The passengers didn’t really have a say in the matter for their excursion, it was more due to them being criminals. This is known in the film for two reasons. One being it’s clear because the passengers are a bit more violent and not very sociable. And two, there’s a strange scene that takes place on Earth in a train, there’s a professor being interviewed for the sole purpose of exposition to inform the audience that they were criminals. The film never touches on this again, and I was informed that the scene was added after the premiere.

The film is about sexuality and sensuality, and it rings true throughout the film.
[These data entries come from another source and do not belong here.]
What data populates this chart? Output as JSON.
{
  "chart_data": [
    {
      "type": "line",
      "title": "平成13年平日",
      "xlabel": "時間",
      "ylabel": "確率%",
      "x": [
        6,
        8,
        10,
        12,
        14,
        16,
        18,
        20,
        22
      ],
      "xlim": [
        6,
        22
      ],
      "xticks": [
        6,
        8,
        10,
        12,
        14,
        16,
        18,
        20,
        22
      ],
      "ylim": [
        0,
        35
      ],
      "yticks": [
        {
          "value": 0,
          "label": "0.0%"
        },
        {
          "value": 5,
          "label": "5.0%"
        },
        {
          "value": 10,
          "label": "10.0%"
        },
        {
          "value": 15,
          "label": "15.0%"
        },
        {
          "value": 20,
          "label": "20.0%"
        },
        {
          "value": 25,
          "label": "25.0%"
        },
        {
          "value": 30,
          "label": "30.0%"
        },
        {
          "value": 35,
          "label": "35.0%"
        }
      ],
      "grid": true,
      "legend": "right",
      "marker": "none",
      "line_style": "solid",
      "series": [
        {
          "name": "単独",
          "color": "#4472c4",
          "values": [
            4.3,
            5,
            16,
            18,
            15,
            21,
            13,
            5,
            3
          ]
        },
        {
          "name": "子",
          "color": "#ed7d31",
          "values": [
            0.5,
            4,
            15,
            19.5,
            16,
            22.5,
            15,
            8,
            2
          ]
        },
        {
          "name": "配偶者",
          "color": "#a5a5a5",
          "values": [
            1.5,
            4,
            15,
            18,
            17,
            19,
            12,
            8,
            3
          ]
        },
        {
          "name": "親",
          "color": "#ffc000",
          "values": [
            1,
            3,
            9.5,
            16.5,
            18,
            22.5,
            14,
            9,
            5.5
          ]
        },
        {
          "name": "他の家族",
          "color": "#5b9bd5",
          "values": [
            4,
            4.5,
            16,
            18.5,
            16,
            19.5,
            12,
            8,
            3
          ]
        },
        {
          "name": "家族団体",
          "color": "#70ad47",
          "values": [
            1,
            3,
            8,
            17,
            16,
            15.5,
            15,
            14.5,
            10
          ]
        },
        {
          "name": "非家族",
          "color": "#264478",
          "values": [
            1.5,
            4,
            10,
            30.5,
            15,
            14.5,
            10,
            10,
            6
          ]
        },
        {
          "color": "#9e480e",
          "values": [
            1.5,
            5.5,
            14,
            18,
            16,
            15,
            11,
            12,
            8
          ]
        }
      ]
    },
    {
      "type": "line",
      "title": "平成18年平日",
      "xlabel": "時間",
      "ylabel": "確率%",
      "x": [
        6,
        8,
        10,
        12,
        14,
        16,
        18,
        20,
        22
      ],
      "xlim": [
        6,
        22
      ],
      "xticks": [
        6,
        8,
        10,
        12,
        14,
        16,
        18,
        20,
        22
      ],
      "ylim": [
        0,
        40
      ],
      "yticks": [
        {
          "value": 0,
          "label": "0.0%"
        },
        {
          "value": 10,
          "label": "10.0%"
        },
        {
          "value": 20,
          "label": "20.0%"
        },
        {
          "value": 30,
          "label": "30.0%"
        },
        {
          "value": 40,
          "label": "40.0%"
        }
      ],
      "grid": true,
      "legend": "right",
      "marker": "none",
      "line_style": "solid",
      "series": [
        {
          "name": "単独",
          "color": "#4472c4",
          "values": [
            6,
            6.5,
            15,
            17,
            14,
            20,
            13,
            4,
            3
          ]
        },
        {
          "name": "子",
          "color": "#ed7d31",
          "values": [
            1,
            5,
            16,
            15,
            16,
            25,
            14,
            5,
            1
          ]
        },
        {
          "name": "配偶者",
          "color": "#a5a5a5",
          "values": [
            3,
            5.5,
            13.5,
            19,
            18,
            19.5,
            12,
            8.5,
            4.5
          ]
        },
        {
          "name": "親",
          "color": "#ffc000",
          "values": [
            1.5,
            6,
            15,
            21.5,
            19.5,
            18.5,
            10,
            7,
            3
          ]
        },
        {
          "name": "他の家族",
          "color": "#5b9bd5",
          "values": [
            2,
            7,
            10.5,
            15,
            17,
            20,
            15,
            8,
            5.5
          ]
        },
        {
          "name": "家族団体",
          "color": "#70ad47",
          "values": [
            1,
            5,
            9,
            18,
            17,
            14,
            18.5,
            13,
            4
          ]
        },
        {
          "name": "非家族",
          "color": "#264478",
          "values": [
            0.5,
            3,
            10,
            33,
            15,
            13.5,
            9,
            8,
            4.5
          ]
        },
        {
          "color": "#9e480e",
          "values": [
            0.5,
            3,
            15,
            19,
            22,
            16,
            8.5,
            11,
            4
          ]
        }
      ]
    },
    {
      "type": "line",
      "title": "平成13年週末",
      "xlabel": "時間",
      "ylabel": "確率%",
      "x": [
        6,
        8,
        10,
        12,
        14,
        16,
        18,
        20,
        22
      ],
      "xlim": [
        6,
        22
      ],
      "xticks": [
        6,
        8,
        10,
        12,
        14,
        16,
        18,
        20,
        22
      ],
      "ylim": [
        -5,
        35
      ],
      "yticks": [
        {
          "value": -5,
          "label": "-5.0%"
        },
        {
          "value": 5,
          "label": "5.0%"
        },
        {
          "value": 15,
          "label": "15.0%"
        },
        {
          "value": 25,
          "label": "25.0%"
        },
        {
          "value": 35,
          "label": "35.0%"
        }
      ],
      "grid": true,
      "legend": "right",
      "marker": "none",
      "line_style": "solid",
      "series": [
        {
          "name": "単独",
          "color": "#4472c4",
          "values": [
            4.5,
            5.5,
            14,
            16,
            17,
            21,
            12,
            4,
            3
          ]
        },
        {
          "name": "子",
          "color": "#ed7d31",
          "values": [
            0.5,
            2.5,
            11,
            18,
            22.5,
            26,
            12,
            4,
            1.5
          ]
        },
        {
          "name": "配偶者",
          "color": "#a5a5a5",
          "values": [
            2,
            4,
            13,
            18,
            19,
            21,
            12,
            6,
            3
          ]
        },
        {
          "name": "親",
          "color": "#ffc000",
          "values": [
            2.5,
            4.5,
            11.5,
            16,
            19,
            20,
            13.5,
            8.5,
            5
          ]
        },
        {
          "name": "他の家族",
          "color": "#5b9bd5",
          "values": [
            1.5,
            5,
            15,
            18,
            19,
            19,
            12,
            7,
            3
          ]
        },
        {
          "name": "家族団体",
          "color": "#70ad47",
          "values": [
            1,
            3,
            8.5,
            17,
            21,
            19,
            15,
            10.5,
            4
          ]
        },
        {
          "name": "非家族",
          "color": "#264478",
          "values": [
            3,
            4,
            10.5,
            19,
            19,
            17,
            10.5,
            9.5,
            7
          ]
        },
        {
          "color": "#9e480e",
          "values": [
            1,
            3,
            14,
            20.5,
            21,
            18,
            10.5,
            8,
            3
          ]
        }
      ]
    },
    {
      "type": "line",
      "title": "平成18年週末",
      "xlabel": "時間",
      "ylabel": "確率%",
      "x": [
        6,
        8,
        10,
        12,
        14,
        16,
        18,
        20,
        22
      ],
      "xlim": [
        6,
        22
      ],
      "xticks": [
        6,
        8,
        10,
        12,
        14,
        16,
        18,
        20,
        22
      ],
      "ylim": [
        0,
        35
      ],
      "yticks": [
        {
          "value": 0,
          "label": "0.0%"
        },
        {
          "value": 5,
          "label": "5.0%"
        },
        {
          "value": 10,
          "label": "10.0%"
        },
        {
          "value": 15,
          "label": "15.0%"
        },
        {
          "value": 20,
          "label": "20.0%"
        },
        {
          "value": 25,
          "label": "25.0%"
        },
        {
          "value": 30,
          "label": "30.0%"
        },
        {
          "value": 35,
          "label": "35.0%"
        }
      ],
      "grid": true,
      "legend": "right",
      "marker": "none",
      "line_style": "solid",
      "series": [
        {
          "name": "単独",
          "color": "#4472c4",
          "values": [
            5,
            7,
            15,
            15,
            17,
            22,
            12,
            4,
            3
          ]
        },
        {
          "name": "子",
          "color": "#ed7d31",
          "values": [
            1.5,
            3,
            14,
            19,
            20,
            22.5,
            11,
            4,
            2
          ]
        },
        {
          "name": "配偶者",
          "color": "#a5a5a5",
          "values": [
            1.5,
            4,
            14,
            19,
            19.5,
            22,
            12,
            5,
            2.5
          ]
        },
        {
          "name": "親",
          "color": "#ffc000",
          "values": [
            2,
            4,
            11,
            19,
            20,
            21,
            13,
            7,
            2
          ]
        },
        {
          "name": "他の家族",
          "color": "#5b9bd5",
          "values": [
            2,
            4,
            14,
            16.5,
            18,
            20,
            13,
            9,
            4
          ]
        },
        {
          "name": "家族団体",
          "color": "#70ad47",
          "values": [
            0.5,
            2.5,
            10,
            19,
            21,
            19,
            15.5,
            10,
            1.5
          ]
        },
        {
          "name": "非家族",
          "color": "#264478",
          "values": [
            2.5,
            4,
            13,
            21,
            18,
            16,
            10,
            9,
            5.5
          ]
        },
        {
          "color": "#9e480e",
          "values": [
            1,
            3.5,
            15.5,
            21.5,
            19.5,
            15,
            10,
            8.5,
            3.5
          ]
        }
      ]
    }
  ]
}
During TIFF, there were dozens of walkouts and that’s probably due to the Fuck Box scene. So to briefly talk about it, I understand it’s graphic, but at no point is it ever gratuitous. It’s beautifully and expertly done. It’s very sensual and intense, but it’s shot with a sense of purpose and lots of style. I feel like this is a huge difference in having a female direct this scene versus a man behind the camera for it. It could be played as creepy, or as funny. Though there were people in the audience snickering at how awkward they must have felt, it’s empowering.

I’ve already started, but I found the film that I will encourage friends to seek it out and add many caveats. It’s a tricky recommendation, but I know when someone does appreciate it in some sort of way, they will be very happy they sought it out.